I also used it a little as an archive for substantive drafts / iterations of the writeup process. That's another important part of the process: making backups of many different kinds. I never found any use for them, but at least they were there (just in case).

If you're a data and document hoarder at heart, like me, you'll soon have a Devonthink database (or several databases, split up by topic) that is bigger than you can fully comprehend it, or remember what was inside the files. At that point, search becomes really important. Not just a straightforward search, but the ability to input 'fuzzy' terms (i.e. if you search for "Afghanistan" it'll also find instances where it's incorrectly spelt "Afgahistan"), and boolean language, into your query is really powerful/useful. DevonThink is an amazing search tool. The company that developed the database software also make something called DevonAgent, which is basically a power-user search tool for the internet. Google on steroids, if you will. Fully customisable, scriptable... you can really go crazy with this stuff.
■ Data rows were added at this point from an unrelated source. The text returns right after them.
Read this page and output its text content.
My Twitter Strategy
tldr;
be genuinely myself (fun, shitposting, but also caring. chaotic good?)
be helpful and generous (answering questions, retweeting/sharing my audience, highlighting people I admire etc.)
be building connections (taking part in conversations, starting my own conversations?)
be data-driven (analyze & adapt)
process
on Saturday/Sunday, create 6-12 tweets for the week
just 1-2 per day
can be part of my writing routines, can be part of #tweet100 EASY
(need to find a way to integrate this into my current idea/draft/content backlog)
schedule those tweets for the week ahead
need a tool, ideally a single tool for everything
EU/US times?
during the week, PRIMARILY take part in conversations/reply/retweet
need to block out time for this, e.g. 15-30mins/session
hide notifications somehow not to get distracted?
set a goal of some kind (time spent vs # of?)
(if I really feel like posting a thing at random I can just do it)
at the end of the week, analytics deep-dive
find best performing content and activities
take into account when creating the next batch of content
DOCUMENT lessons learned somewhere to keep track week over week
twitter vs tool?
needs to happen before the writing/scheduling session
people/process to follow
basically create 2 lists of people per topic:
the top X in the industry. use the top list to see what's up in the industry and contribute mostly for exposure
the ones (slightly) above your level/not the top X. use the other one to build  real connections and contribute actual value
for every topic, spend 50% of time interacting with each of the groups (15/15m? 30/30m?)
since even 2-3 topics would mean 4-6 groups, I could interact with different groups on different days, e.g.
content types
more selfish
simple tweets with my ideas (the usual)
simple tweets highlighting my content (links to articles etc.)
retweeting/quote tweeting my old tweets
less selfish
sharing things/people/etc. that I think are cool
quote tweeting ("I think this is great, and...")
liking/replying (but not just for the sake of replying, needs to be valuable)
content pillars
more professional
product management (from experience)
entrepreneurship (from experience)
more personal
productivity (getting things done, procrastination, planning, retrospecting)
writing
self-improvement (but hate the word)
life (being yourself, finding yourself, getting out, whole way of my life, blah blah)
I use it, but my PhD wasn't really about searching things on the internet, so I didn't use it much for my research or writeup. But it's a great tool, too.

In short, DevonThink is a research database tool that will help you store and find the documents that relate to your research, and do smart things to help you find sources and texts that maybe you'd forgotten you'd saved. Highly recommended for anyone working with large numbers of documents.